California Congressman Adam Schiff is doing a masterful job leading the House Democratic team that is laying out the case against President Donald Trump in the Senate impeachment trial. Always in command of the facts, often eloquent and occasionally quite emotionally effective, Schiff and his colleagues have repeatedly made the point that the nation’s founders who wrote the Constitution were intent on dividing the powers of government between the executive, the legislature and the judiciary to guard against the rise of any form of monarchy akin to the one they had thrown off in the recent revolution. Placing in the hands of the Congress the power to impeach and remove a renegade president was the ultimate expression of this concern.

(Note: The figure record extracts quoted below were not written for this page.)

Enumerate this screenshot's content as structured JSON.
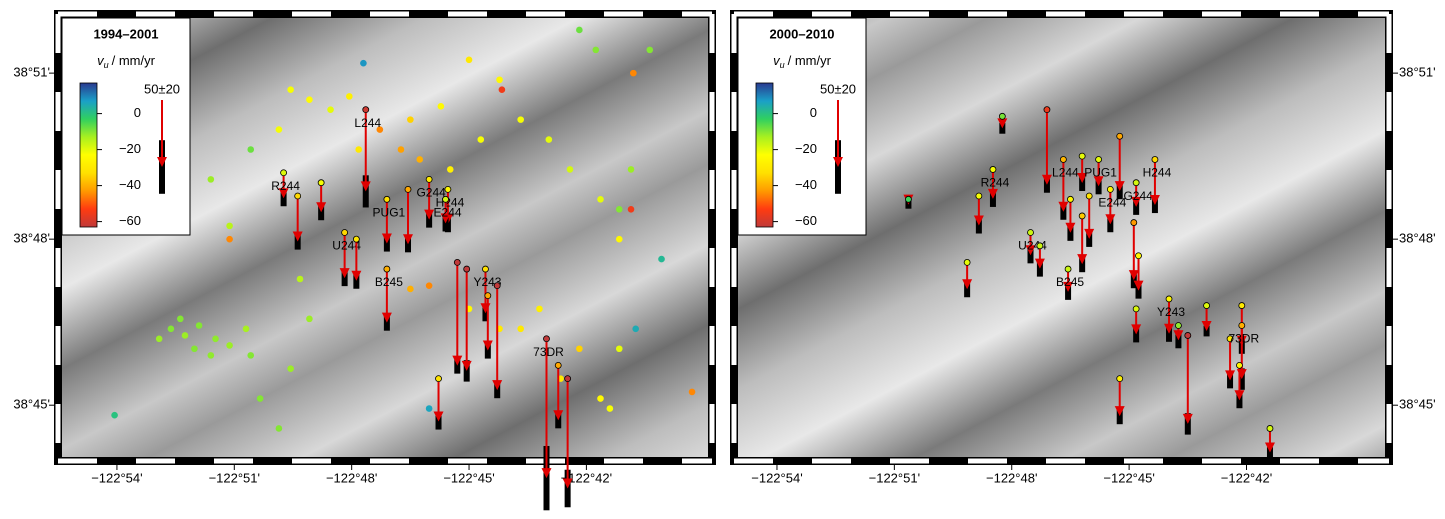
{
  "panels": [
    {
      "title": "1994–2001",
      "xlim": [
        -122.9234,
        -122.6482
      ],
      "ylim": [
        38.7344,
        38.8666
      ],
      "xticks": [
        {
          "value": -122.9,
          "label": "−122°54'"
        },
        {
          "value": -122.85,
          "label": "−122°51'"
        },
        {
          "value": -122.8,
          "label": "−122°48'"
        },
        {
          "value": -122.75,
          "label": "−122°45'"
        },
        {
          "value": -122.7,
          "label": "−122°42'"
        }
      ],
      "yticks": [
        {
          "value": 38.85,
          "label": "38°51'"
        },
        {
          "value": 38.8,
          "label": "38°48'"
        },
        {
          "value": 38.75,
          "label": "38°45'"
        }
      ],
      "colorbar": {
        "symbol": "v",
        "subscript": "u",
        "unit": "/ mm/yr",
        "range": [
          -63,
          17
        ],
        "colormap": [
          "#c03a3a",
          "#ff3b10",
          "#ff9a00",
          "#ffe000",
          "#ffff00",
          "#a8f020",
          "#30d060",
          "#1aa0c8",
          "#2a3a90"
        ],
        "ticks": [
          {
            "value": 0,
            "label": "0"
          },
          {
            "value": -20,
            "label": "−20"
          },
          {
            "value": -40,
            "label": "−40"
          },
          {
            "value": -60,
            "label": "−60"
          }
        ]
      },
      "scale": {
        "label": "50±20",
        "value": 50,
        "err": 20
      },
      "points": [
        [
          -122.877,
          38.773,
          -10
        ],
        [
          -122.871,
          38.771,
          -12
        ],
        [
          -122.865,
          38.774,
          -10
        ],
        [
          -122.858,
          38.77,
          -11
        ],
        [
          -122.852,
          38.768,
          -12
        ],
        [
          -122.867,
          38.767,
          -10
        ],
        [
          -122.845,
          38.773,
          -13
        ],
        [
          -122.873,
          38.776,
          -10
        ],
        [
          -122.86,
          38.765,
          -11
        ],
        [
          -122.882,
          38.77,
          -12
        ],
        [
          -122.843,
          38.765,
          -10
        ],
        [
          -122.826,
          38.845,
          -22
        ],
        [
          -122.818,
          38.842,
          -24
        ],
        [
          -122.809,
          38.839,
          -20
        ],
        [
          -122.831,
          38.833,
          -22
        ],
        [
          -122.801,
          38.843,
          -28
        ],
        [
          -122.775,
          38.836,
          -35
        ],
        [
          -122.762,
          38.84,
          -25
        ],
        [
          -122.75,
          38.854,
          -30
        ],
        [
          -122.737,
          38.848,
          -25
        ],
        [
          -122.728,
          38.836,
          -22
        ],
        [
          -122.716,
          38.83,
          -20
        ],
        [
          -122.707,
          38.821,
          -18
        ],
        [
          -122.694,
          38.812,
          -20
        ],
        [
          -122.686,
          38.8,
          -25
        ],
        [
          -122.745,
          38.83,
          -22
        ],
        [
          -122.758,
          38.821,
          -28
        ],
        [
          -122.771,
          38.824,
          -40
        ],
        [
          -122.797,
          38.827,
          -30
        ],
        [
          -122.788,
          38.833,
          -45
        ],
        [
          -122.779,
          38.827,
          -42
        ],
        [
          -122.728,
          38.773,
          -30
        ],
        [
          -122.72,
          38.779,
          -28
        ],
        [
          -122.703,
          38.767,
          -35
        ],
        [
          -122.694,
          38.752,
          -25
        ],
        [
          -122.69,
          38.749,
          -22
        ],
        [
          -122.711,
          38.758,
          -30
        ],
        [
          -122.686,
          38.767,
          -20
        ],
        [
          -122.737,
          38.773,
          -30
        ],
        [
          -122.75,
          38.779,
          -25
        ],
        [
          -122.767,
          38.786,
          -45
        ],
        [
          -122.775,
          38.785,
          -40
        ],
        [
          -122.843,
          38.827,
          -8
        ],
        [
          -122.86,
          38.818,
          -12
        ],
        [
          -122.852,
          38.804,
          -15
        ],
        [
          -122.822,
          38.788,
          -15
        ],
        [
          -122.818,
          38.776,
          -12
        ],
        [
          -122.839,
          38.752,
          -10
        ],
        [
          -122.831,
          38.743,
          -10
        ],
        [
          -122.826,
          38.761,
          -12
        ],
        [
          -122.703,
          38.863,
          -8
        ],
        [
          -122.696,
          38.857,
          -10
        ],
        [
          -122.673,
          38.857,
          -10
        ],
        [
          -122.681,
          38.821,
          -12
        ],
        [
          -122.686,
          38.809,
          -10
        ],
        [
          -122.795,
          38.853,
          8
        ],
        [
          -122.767,
          38.749,
          6
        ],
        [
          -122.679,
          38.773,
          5
        ],
        [
          -122.668,
          38.794,
          2
        ],
        [
          -122.901,
          38.747,
          0
        ],
        [
          -122.736,
          38.845,
          -55
        ],
        [
          -122.68,
          38.85,
          -45
        ],
        [
          -122.681,
          38.809,
          -55
        ],
        [
          -122.655,
          38.754,
          -45
        ],
        [
          -122.852,
          38.8,
          -45
        ]
      ],
      "stations": [
        {
          "label": "R244",
          "lon": -122.829,
          "lat": 38.82,
          "v": -19,
          "err": 6
        },
        {
          "lon": -122.823,
          "lat": 38.813,
          "v": -34,
          "err": 6
        },
        {
          "lon": -122.813,
          "lat": 38.817,
          "v": -22,
          "err": 6
        },
        {
          "label": "L244",
          "lon": -122.794,
          "lat": 38.839,
          "v": -61,
          "err": 12
        },
        {
          "label": "PUG1",
          "lon": -122.785,
          "lat": 38.812,
          "v": -33,
          "err": 6
        },
        {
          "lon": -122.776,
          "lat": 38.815,
          "v": -41,
          "err": 6
        },
        {
          "label": "G244",
          "lon": -122.767,
          "lat": 38.818,
          "v": -30,
          "err": 6
        },
        {
          "label": "H244",
          "lon": -122.759,
          "lat": 38.815,
          "v": -26,
          "err": 6
        },
        {
          "label": "E244",
          "lon": -122.76,
          "lat": 38.812,
          "v": -18,
          "err": 6
        },
        {
          "label": "U244",
          "lon": -122.803,
          "lat": 38.802,
          "v": -34,
          "err": 6
        },
        {
          "lon": -122.798,
          "lat": 38.8,
          "v": -31,
          "err": 6
        },
        {
          "label": "B245",
          "lon": -122.785,
          "lat": 38.791,
          "v": -40,
          "err": 6
        },
        {
          "label": "Y243",
          "lon": -122.743,
          "lat": 38.791,
          "v": -33,
          "err": 6
        },
        {
          "lon": -122.755,
          "lat": 38.793,
          "v": -77,
          "err": 6
        },
        {
          "lon": -122.751,
          "lat": 38.791,
          "v": -76,
          "err": 8
        },
        {
          "lon": -122.738,
          "lat": 38.786,
          "v": -78,
          "err": 6
        },
        {
          "lon": -122.742,
          "lat": 38.783,
          "v": -41,
          "err": 6
        },
        {
          "label": "73DR",
          "lon": -122.717,
          "lat": 38.77,
          "v": -104,
          "err": 24
        },
        {
          "lon": -122.708,
          "lat": 38.758,
          "v": -82,
          "err": 14
        },
        {
          "lon": -122.712,
          "lat": 38.762,
          "v": -41,
          "err": 6
        },
        {
          "lon": -122.763,
          "lat": 38.758,
          "v": -32,
          "err": 6
        }
      ]
    },
    {
      "title": "2000–2010",
      "xlim": [
        -122.9166,
        -122.641
      ],
      "ylim": [
        38.7344,
        38.8666
      ],
      "xticks": [
        {
          "value": -122.9,
          "label": "−122°54'"
        },
        {
          "value": -122.85,
          "label": "−122°51'"
        },
        {
          "value": -122.8,
          "label": "−122°48'"
        },
        {
          "value": -122.75,
          "label": "−122°45'"
        },
        {
          "value": -122.7,
          "label": "−122°42'"
        }
      ],
      "yticks": [
        {
          "value": 38.85,
          "label": "38°51'"
        },
        {
          "value": 38.8,
          "label": "38°48'"
        },
        {
          "value": 38.75,
          "label": "38°45'"
        }
      ],
      "colorbar": {
        "symbol": "v",
        "subscript": "u",
        "unit": "/ mm/yr",
        "range": [
          -63,
          17
        ],
        "colormap": [
          "#c03a3a",
          "#ff3b10",
          "#ff9a00",
          "#ffe000",
          "#ffff00",
          "#a8f020",
          "#30d060",
          "#1aa0c8",
          "#2a3a90"
        ],
        "ticks": [
          {
            "value": 0,
            "label": "0"
          },
          {
            "value": -20,
            "label": "−20"
          },
          {
            "value": -40,
            "label": "−40"
          },
          {
            "value": -60,
            "label": "−60"
          }
        ]
      },
      "scale": {
        "label": "50±20",
        "value": 50,
        "err": 20
      },
      "points": [],
      "stations": [
        {
          "lon": -122.844,
          "lat": 38.812,
          "v": -4,
          "err": 3
        },
        {
          "lon": -122.804,
          "lat": 38.837,
          "v": -9,
          "err": 4
        },
        {
          "label": "R244",
          "lon": -122.808,
          "lat": 38.821,
          "v": -22,
          "err": 6
        },
        {
          "lon": -122.814,
          "lat": 38.813,
          "v": -22,
          "err": 6
        },
        {
          "lon": -122.819,
          "lat": 38.793,
          "v": -20,
          "err": 6
        },
        {
          "lon": -122.785,
          "lat": 38.839,
          "v": -56,
          "err": 6
        },
        {
          "label": "L244",
          "lon": -122.778,
          "lat": 38.824,
          "v": -39,
          "err": 6
        },
        {
          "lon": -122.77,
          "lat": 38.825,
          "v": -20,
          "err": 6
        },
        {
          "label": "PUG1",
          "lon": -122.763,
          "lat": 38.824,
          "v": -20,
          "err": 6
        },
        {
          "lon": -122.754,
          "lat": 38.831,
          "v": -41,
          "err": 6
        },
        {
          "label": "G244",
          "lon": -122.747,
          "lat": 38.817,
          "v": -18,
          "err": 6
        },
        {
          "label": "H244",
          "lon": -122.739,
          "lat": 38.824,
          "v": -34,
          "err": 6
        },
        {
          "label": "E244",
          "lon": -122.758,
          "lat": 38.815,
          "v": -26,
          "err": 6
        },
        {
          "lon": -122.775,
          "lat": 38.812,
          "v": -25,
          "err": 6
        },
        {
          "lon": -122.767,
          "lat": 38.813,
          "v": -32,
          "err": 6
        },
        {
          "label": "U244",
          "lon": -122.792,
          "lat": 38.802,
          "v": -17,
          "err": 6
        },
        {
          "lon": -122.788,
          "lat": 38.798,
          "v": -17,
          "err": 6
        },
        {
          "label": "B245",
          "lon": -122.776,
          "lat": 38.791,
          "v": -17,
          "err": 6
        },
        {
          "lon": -122.77,
          "lat": 38.807,
          "v": -36,
          "err": 6
        },
        {
          "lon": -122.748,
          "lat": 38.805,
          "v": -43,
          "err": 6
        },
        {
          "lon": -122.746,
          "lat": 38.795,
          "v": -26,
          "err": 6
        },
        {
          "lon": -122.747,
          "lat": 38.779,
          "v": -19,
          "err": 6
        },
        {
          "label": "Y243",
          "lon": -122.733,
          "lat": 38.782,
          "v": -26,
          "err": 6
        },
        {
          "lon": -122.729,
          "lat": 38.774,
          "v": -11,
          "err": 6
        },
        {
          "lon": -122.725,
          "lat": 38.771,
          "v": -66,
          "err": 8
        },
        {
          "lon": -122.717,
          "lat": 38.78,
          "v": -19,
          "err": 4
        },
        {
          "lon": -122.707,
          "lat": 38.77,
          "v": -31,
          "err": 6
        },
        {
          "lon": -122.702,
          "lat": 38.78,
          "v": -30,
          "err": 6
        },
        {
          "label": "73DR",
          "lon": -122.702,
          "lat": 38.774,
          "v": -40,
          "err": 8
        },
        {
          "lon": -122.703,
          "lat": 38.762,
          "v": -26,
          "err": 6
        },
        {
          "lon": -122.754,
          "lat": 38.758,
          "v": -28,
          "err": 6
        },
        {
          "lon": -122.69,
          "lat": 38.743,
          "v": -18,
          "err": 4
        }
      ]
    }
  ]
}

At one point, Schiff read a quote from a letter Alexander Hamilton wrote to George Washington in 1792 in which Hamilton described the sort of populist demagogue he feared could rise up and shatter the foundations of democracy: “…a man unprincipled in private life, desperate in his fortune, bold in his temper… despotic in his ordinary demeanor—known to have scoffed in private at the principles of liberty… when such a man is seen to mount the hobby horse of popularity… it may justly be suspected that his object is to throw things into confusion that he may ride the storm and direct the whirlwind.”
Hamilton well understood the greatest potential threat to the republic he helped invent. In quoting this founding father, Schiff provided a disturbingly prescient portrait of the current occupant of the White House.